I think then in python object and instance of a class are entirely different 
things.

in OOP and python - object is a representation of a real thing, or a concept 
.e.g a person,number and the concept of classes- which is the concept of 
create/representing other objects using a programming language to the machine.

class - This is what is used to create/represent objects in the machine using a 
programming language

class instance - This is the output of the classes this is a representation of 
an object.

I have a lot of trouble with this stuff too, as my ideas are decidedly old-fashioned. (Also I'm developing a language with some OO aspects without ever having used OO!)

But, it is mostly just jargon.
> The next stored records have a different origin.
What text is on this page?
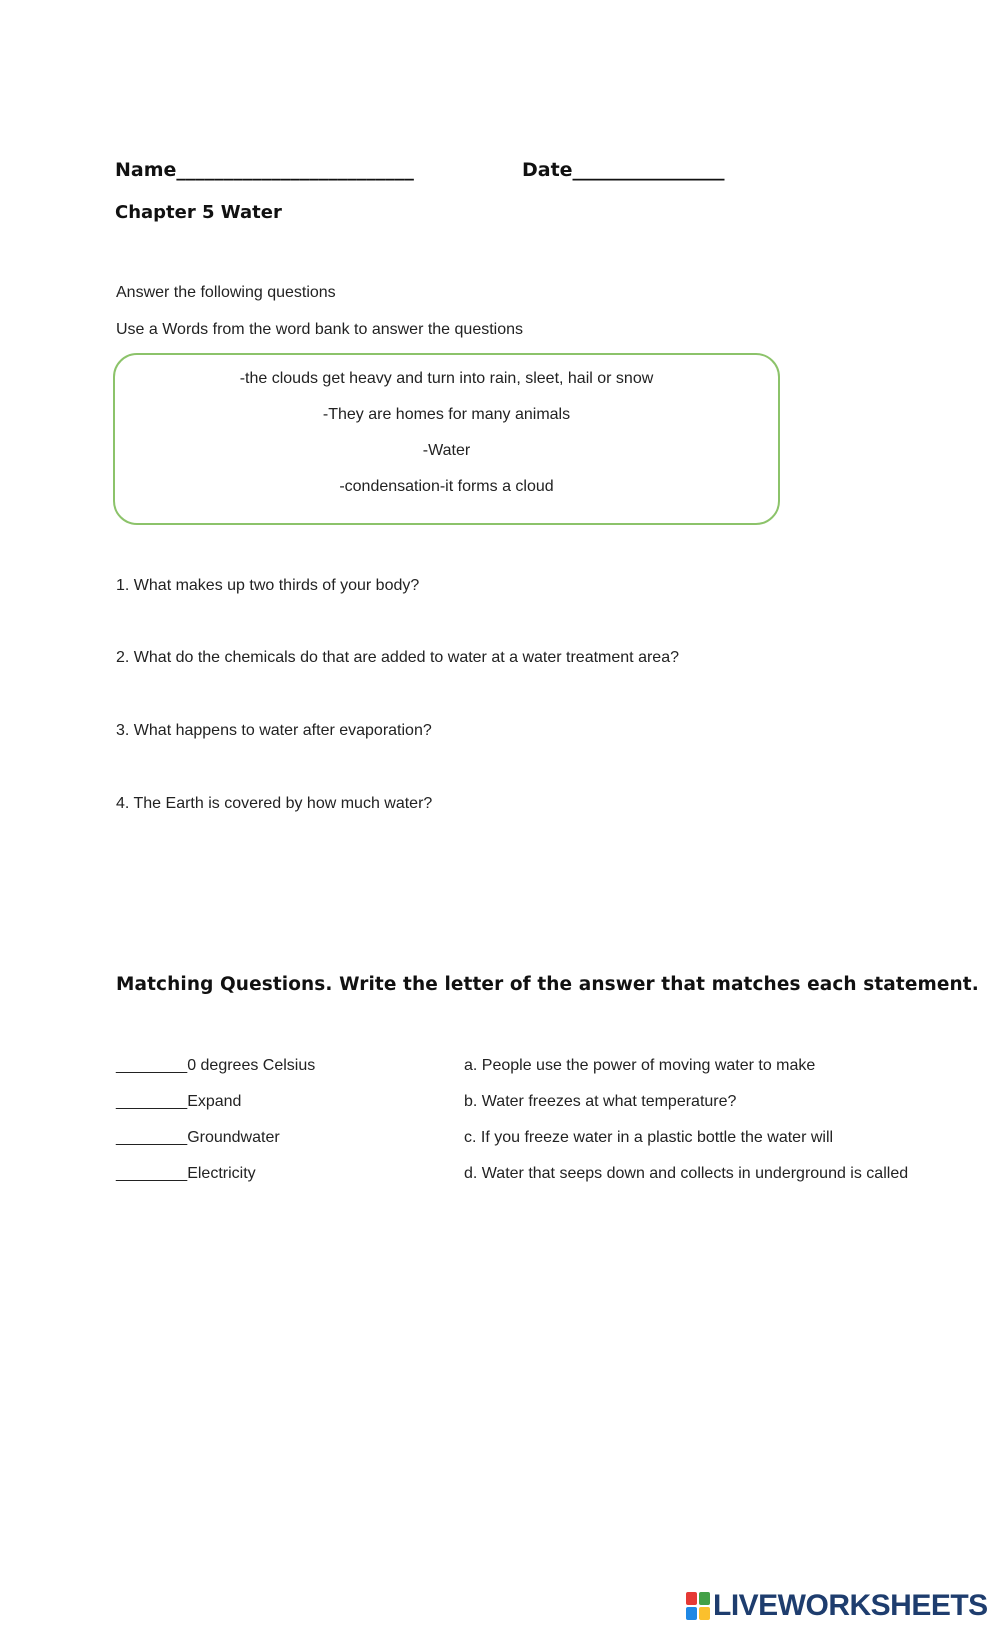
Name_________________________	Date________________
Chapter 5 Water
Answer the following questions
Use a Words from the word bank to answer the questions
-the clouds get heavy and turn into rain, sleet, hail or snow
-They are homes for many animals
-Water
-condensation-it forms a cloud
1. What makes up two thirds of your body?
2. What do the chemicals do that are added to water at a water treatment area?
3. What happens to water after evaporation?
4. The Earth is covered by how much water?
Matching Questions. Write the letter of the answer that matches each statement.
________0 degrees Celsius
________Expand
________Groundwater
________Electricity
a. People use the power of moving water to make
b. Water freezes at what temperature?
c. If you freeze water in a plastic bottle the water will
d. Water that seeps down and collects in underground is called
LIVEWORKSHEETS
If you go back to using 'variable' and 'type', then it becomes a bit easier:

* A variable is an instance of some type.

And, that's pretty much it!

However, modern languages such as Python add a few more twists. So, if a static, compiled language, say, had these kinds of things:

- Module
- Record definition
- Enum type
- Label (for goto)
- Function
- Type

which are normally entities that only the compiler are concerned with, then these can now also be values that can be stored in variables! (One or two such languages might allow pointers to Functions or Labels, but that's about it.)

Exactly what it is about a Module, Record or Function that is stored in the variable is an implementation detail. The important thing is that you can use such as variable at runtime in the same way you might do at compile-time.

Python of course would subsume concepts such as Records or Enums into a class, as it seems to like to unify what it considers to be untidy, separate aspects of a language. Some of us however need things separated out again in order to understand them!

(This is a set of codes I'm using in a current compiler project, for a new language. Each denotes a separate kind of identifier in the input source:

        nullid = 0
        programid = 1
        moduleid = 2
        extmoduleid = 3
        classid = 4
        procid = 5
        staticid = 6
        constid = 7
        fieldid = 8
        genfieldid = 9
        enumid = 10
        paramid = 11
        frameid = 12
        varid = 13      # ?
        labelid = 14
        blockid = 15
        attribid = 16
        aliasid = 17

The language requires that each identifier is resolved at compile-time to one of the above. This makes it rather less dynamic than Python, where the bytecode compiler, as far as I know, only resolves a name as either global or local (and perhaps attribute, but I'm not an expert on its workings).

(The 'varid' code was for a unresolved top-level name, which I will probably remove as that was added when I'd intended to emulate Python more. But that was too much work (and too many speed-ups were no longer trivial). Some codes such as 'nullid' and 'programid' are only used internally.

'genfield' is a field (attribute) that can't be resolved, but the possibilities have been reduced to a small, finite set which is resolved at load-time (in Python, the attribute could be anything, and you don't even know at runtime what it might be until you actually use the attribute.)

In this list, then 'static', 'frame', and 'param' denote what I'd call variables. A variable, at runtime, contains a value of a certain type (another list of codes). One of those types however is a Symbol: just a reference (a symbol table index) to a resolved name in the source code.

Just a different approach to things. But since the ultimate aim is to be able to write programs, not so different.)